Kermani, T, Zebarjadi, M, Mehrad-Majd, H, Mirhafez, SR, Shemshian, M, Ghasemi, F, Mohammadzadeh, E, Mousavi, SH, Norouzy, A, Moghiman, T, et al
Current clinical pharmacology. 2017;(2):122-126
Abstract
BACKGROUND/AIMS: A growing body of evidence supports an important role of inflammatory cytokines in the development and progression of the Metabolic Syndrome (MetS), which explains, at least in part, its relationship with an increased cardiovascular-risk. Several studies have reported the therapeutic-impact of crocus-sativus in a preclinical/clinical setting. Here we have explored the effects of crocus-sativus, on the serum concentrations of twelve serum cytokines in subjects with MetS in a randomized control trial. METHODS Forty four adult volunteers, who met the diagnostic-criteria of MetS, were enrolled and randomly divided into 2 groups, to receive 100 mg/day crocus-sativus for 12 weeks. 12 cytokines, including IL-1α, IL-1β, IL-2, IL-4, IL-6, IL-8, IL-10, TNF-α, MCP-1, IFN-γ, EGF, and VEGF were measured using sandwich chemi-luminescence assays before/after therapy. RESULTS Individuals with MetS who received crocus-sativus had significantly (P<0.05) lower levels of total-cholesterol, low density-lipoprotein-cholesterol and triglyceride (TG), fasting-blood-sugar and hsCRP, however the serum concentration of high density-lipoprotein-cholesterol markedly enhanced after therapy (e.g., TG level reduced from 148.86±71.49 to 101.90±38.19 after therapy, P= 0.003).

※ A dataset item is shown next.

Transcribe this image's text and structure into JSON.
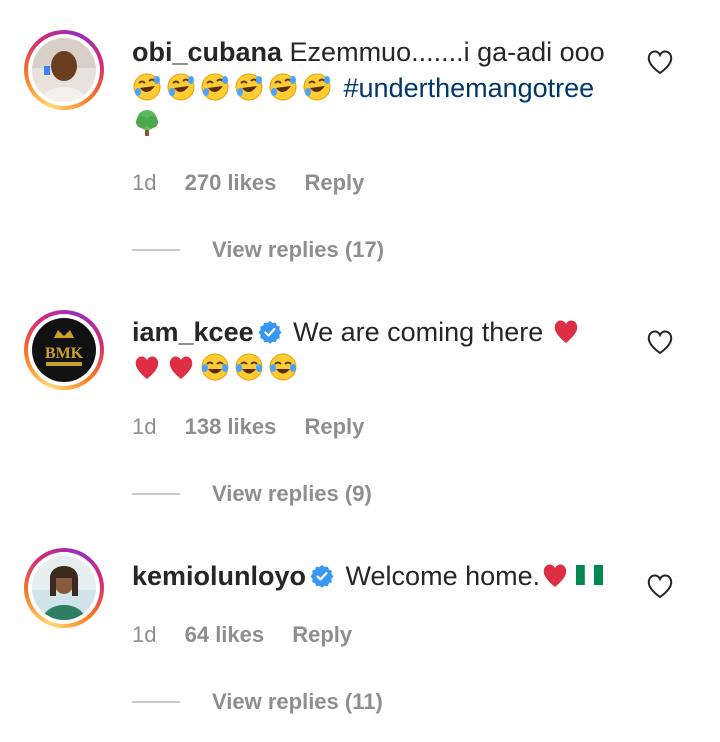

Moreover, we observed that treatment with Crocus-sativus affected the serumconcentrations of some pro-/anti-inflamatory cytokines. In particular, the level of VEGF was increased from 12.64 pg/mL (95% CI: 9.60-17.67) to 16.59 (95% CI: 11.33-35.98, P= 0.033. Similar results were detected for IL-6 and EGF. CONCLUSION Our findings provide a novel insight into the therapeutic effects of this therapy in MetS patients via perturbation of serum cytokines and reducing the levels of triglyceride and LDL/TC, but further studies are required in larger populations.